The Clerk in the Country

Friday 11th August 2023

Bringing in the harvest (slowly)

As I write, the regular thrumming of a combine harvester pervades the village.  Behind the house, in what was once a field of oats there is now a tower of huge rectangular bales, piled up narrow and high so that the smallest possible surface is exposed to the forecast return of rain.  On most of the local arable farms a combine is bowling along through a crop.  The scene resembles harvest as usually portrayed in the media, with machines moving smoothly and serenely across sunlit fields.

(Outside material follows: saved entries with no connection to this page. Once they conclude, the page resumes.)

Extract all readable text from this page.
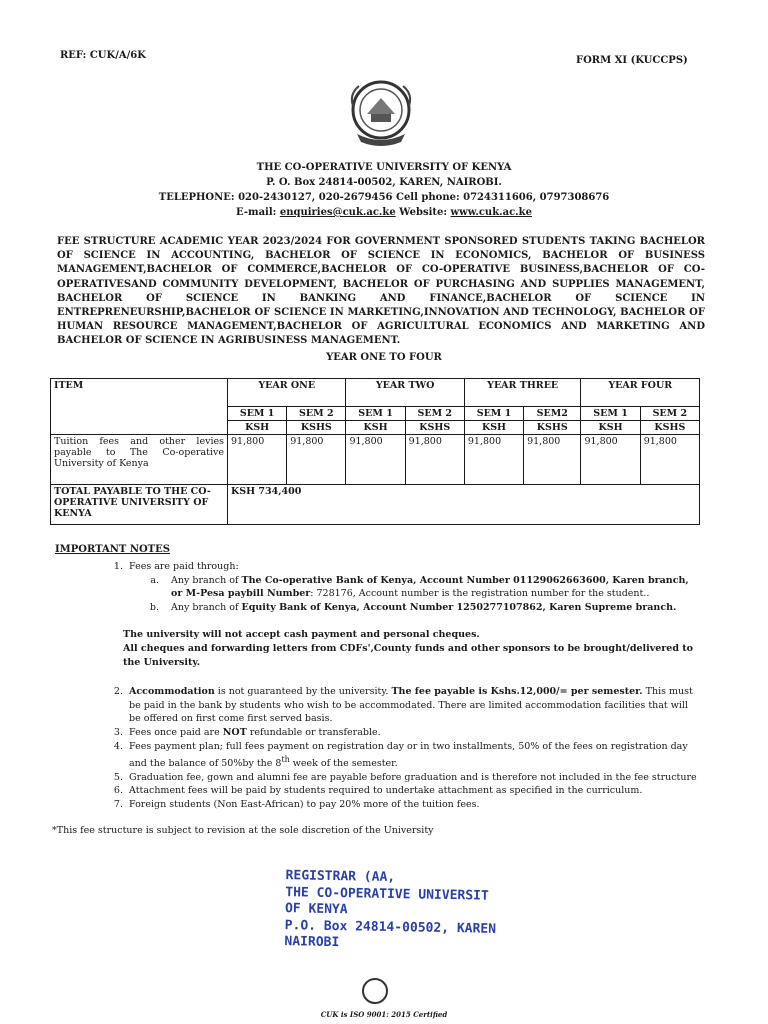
REF: CUK/A/6K	FORM XI (KUCCPS)
THE CO-OPERATIVE UNIVERSITY OF KENYA
P. O. Box 24814-00502, KAREN, NAIROBI.
TELEPHONE: 020-2430127, 020-2679456 Cell phone: 0724311606, 0797308676
E-mail: enquiries@cuk.ac.ke Website: www.cuk.ac.ke
FEE STRUCTURE ACADEMIC YEAR 2023/2024 FOR GOVERNMENT SPONSORED STUDENTS TAKING BACHELOR OF SCIENCE IN ACCOUNTING, BACHELOR OF SCIENCE IN ECONOMICS, BACHELOR OF BUSINESS MANAGEMENT,BACHELOR OF COMMERCE,BACHELOR OF CO-OPERATIVE BUSINESS,BACHELOR OF CO-OPERATIVESAND COMMUNITY DEVELOPMENT, BACHELOR OF PURCHASING AND SUPPLIES MANAGEMENT, BACHELOR OF SCIENCE IN BANKING AND FINANCE,BACHELOR OF SCIENCE IN ENTREPRENEURSHIP,BACHELOR OF SCIENCE IN MARKETING,INNOVATION AND TECHNOLOGY, BACHELOR OF HUMAN RESOURCE MANAGEMENT,BACHELOR OF AGRICULTURAL ECONOMICS AND MARKETING AND BACHELOR OF SCIENCE IN AGRIBUSINESS MANAGEMENT.
YEAR ONE TO FOUR
ITEM	YEAR ONE		YEAR TWO		YEAR THREE		YEAR FOUR	
	SEM 1	SEM 2	SEM 1	SEM 2	SEM 1	SEM2	SEM 1	SEM 2
	KSH	KSHS	KSH	KSHS	KSH	KSHS	KSH	KSHS
Tuition fees and other levies payable to The Co-operative University of Kenya	91,800	91,800	91,800	91,800	91,800	91,800	91,800	91,800
TOTAL PAYABLE TO THE CO-OPERATIVE UNIVERSITY OF KENYA	KSH 734,400							
IMPORTANT NOTES
1. Fees are paid through:
a.	Any branch of The Co-operative Bank of Kenya, Account Number 01129062663600, Karen branch, or M-Pesa paybill Number: 728176, Account number is the registration number for the student..
b.	Any branch of Equity Bank of Kenya, Account Number 1250277107862, Karen Supreme branch.
The university will not accept cash payment and personal cheques.
All cheques and forwarding letters from CDFs',County funds and other sponsors to be brought/delivered to the University.
2. Accommodation is not guaranteed by the university. The fee payable is Kshs.12,000/= per semester. This must be paid in the bank by students who wish to be accommodated. There are limited accommodation facilities that will be offered on first come first served basis.
3. Fees once paid are NOT refundable or transferable.
4. Fees payment plan; full fees payment on registration day or in two installments, 50% of the fees on registration day and the balance of 50%by the 8th week of the semester.
5. Graduation fee, gown and alumni fee are payable before graduation and is therefore not included in the fee structure
6. Attachment fees will be paid by students required to undertake attachment as specified in the curriculum.
7. Foreign students (Non East-African) to pay 20% more of the tuition fees.
*This fee structure is subject to revision at the sole discretion of the University
REGISTRAR (AA,
THE CO-OPERATIVE UNIVERSIT
OF KENYA
P.O. Box 24814-00502, KAREN
NAIROBI
CUK is ISO 9001: 2015 Certified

The reality in a year like this is rather different.  The hot, dry June encouraged the early ripening of crops, but as July’s rain continued for week after week, “laid” corn threatened to germinate in the field and tangled rape to shed its valuable seeds onto sodden soil.  The weather forecast held out little hope, and farmers have had to seize every possible opportunity to start the harvest as best they could, making decisions on whether to wait and risk losing some of the yield or bring in the crop and incur costs for artificial drying.  Combine harvesters have struggled slowly through tangled stems, drivers concentrating hard to keep the cut at the right height and the machine free of blockage, working on into the night to take advantage of every dry hour.

These few days of sunshine are welcome to us all but to no one more than arable farmers.